Filed under: Intranets
Intranet and internal communication teams have stepped up to the challenges of the pandemic in remarkable ways. Diving head-first into keeping employees informed and engaged as the situation has changed day-to-day, the value delivered by these teams is clear to all.
As economies and organisations start to see ‘green shoots’ of a recovery, the question is: where next for intranets, and the teams that support them?
This article explores how teams can support the recovery process, and ultimately position themselves for the intranet ‘reboot’ they’ve wanted to do for some time.
From response to reboot
Reflecting the impact of the current crisis, but also planning for the future, intranet teams should consider three phases of activity:
- Providing an immediate response to the unfolding pandemic, providing employees with the assistance they need right now.
- Supporting the recovery of the organisation, including helping to foster a positive and engaged culture that benefits all employees
- Delivering a reboot of the intranet, reflecting the ‘new normal’, and building on the successes of the previous phases.
Each of these is outlined in the coming sections.
When the global pandemic struck, intranet and internal comms teams were immediately thrown into crisis communications. New sections of the intranet were added to outline:
- organisational position on the pandemic
- new working practices
- guidelines on travel and meetings
- health and safety suggestions
- tips and tricks
- and more besides…
Messages were sent out daily in many instances, and the ever-changing nature of the current crisis have kept both central teams and decentralised authors on their toes.
In many cases, cloud-based solutions have been the only practical way of reaching all employees, with remote working infrastructure such as remote desktop and VPNs being overwhelmed by demand they were never designed to meet.
The work done by Region Skåne on their intranet Covid-19 response is a great example of how this can all come together, quickly!
More than just a demonstration of why digital tools are valuable, the response has fundamentally been about people. All of this effort has made a real difference to organisations, and the people within them. Teams can be rightly proud of the work that they’ve done during this extraordinarily difficult time.

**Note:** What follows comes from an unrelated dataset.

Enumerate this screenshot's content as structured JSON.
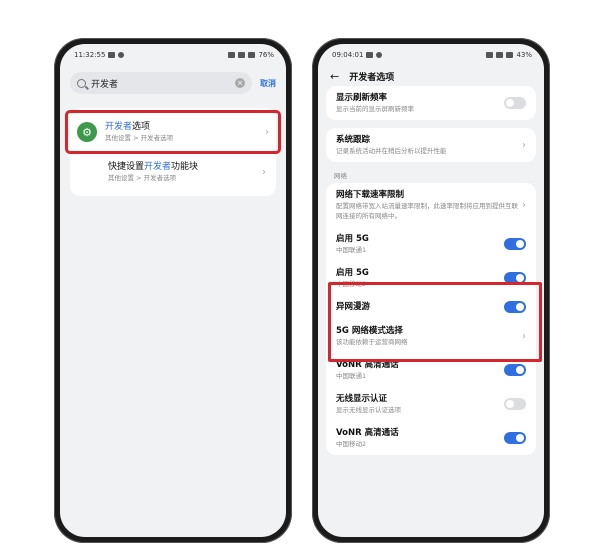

As pandemic restrictions ease, and a new ‘new normal’ starts to set in, it’s critically important to start thinking about the recovery process, for organisations and the people within them.
Sooner, rather than later, employees will want to see positive actions and outcomes. This can take many forms:
- ‘good news’ stories about people
- new strategic directions
- new solutions delivered to staff
- new capabilities provided by the intranet, or other tools in the digital workplace
In the recovery phase, there’s an opportunity to consolidate the use of tools that were rushed into service, such as new collaboration tools. Steps can be taken to build on early successes, and to then ensure ongoing sustainability.
It’s also a time to ‘heal the hurt’ culturally, focusing on re-doubling the degree of staff engagement and staff support.
Like the initial response, intranet, internal comms and IT teams will continue to demonstrate the value they offer, and the steps they can take.
The world of work won’t be returning to the way it was. Collaboration tools — and the behaviours and skills that went with them — were once considered nice-to-haves for the future, but are now an integral part of most working days. Digital tools more broadly have also demonstrated how they can be the glue that keeps organisations together, and working productively.
Intranet, internal communication and IT teams have also demonstrated their value in a crisis, and have built a stronger reputation as a result. No longer the mere administrators of little-considered platforms, teams have shown their ability to get the job done, and provide what their organisations needed.
For these reasons, there is an opportunity to initiate a ‘reboot’ of the intranet platform, something that’s been desired for many years. In the past, intranets tended to skew towards the content and communication aspects of the five purposes of intranets. Now a more balanced platform can be delivered, that unashamedly aims to foster a richer culture, as well as enabling comprehensive social and collaboration activity. Intranets should also aim to play a stronger role as an ‘enterprise front door’ for organisations.
New tools introduced into organisations during the crisis may underpin these new capabilities, or existing platforms may be further exploited.
Making it happen
The first thing to highlight is that as per the diagram, the three phases overlap. As teams are in the middle of delivering the current phase, they should be starting to think about the phases to come. This allows teams to more smoothly ‘pivot’ from one set of activities to another, as well as maintaining the momentum that’s built up during the crisis.
For example, while in the response phase, intranet teams should be putting the feelers out to identify improvements and enhancements that can be made, to provide good news stories during the recovery. Similarly, while supporting the recovery activities, intranet teams should be holding increasingly intensive discussions with key stakeholders to shape the road ahead.
That being said, intranet teams are impacted every bit as hard as every other employee. Realistic ambitions should therefore be set from the outset, so teams don’t attempt to take on a ‘super human’ task. For this reason, the three phases won’t happen overnight, and they may be spread out over a year (or even two!).
So jump straight into helping now, but keep an eye to the future, and never forget the value that a great intranet can deliver.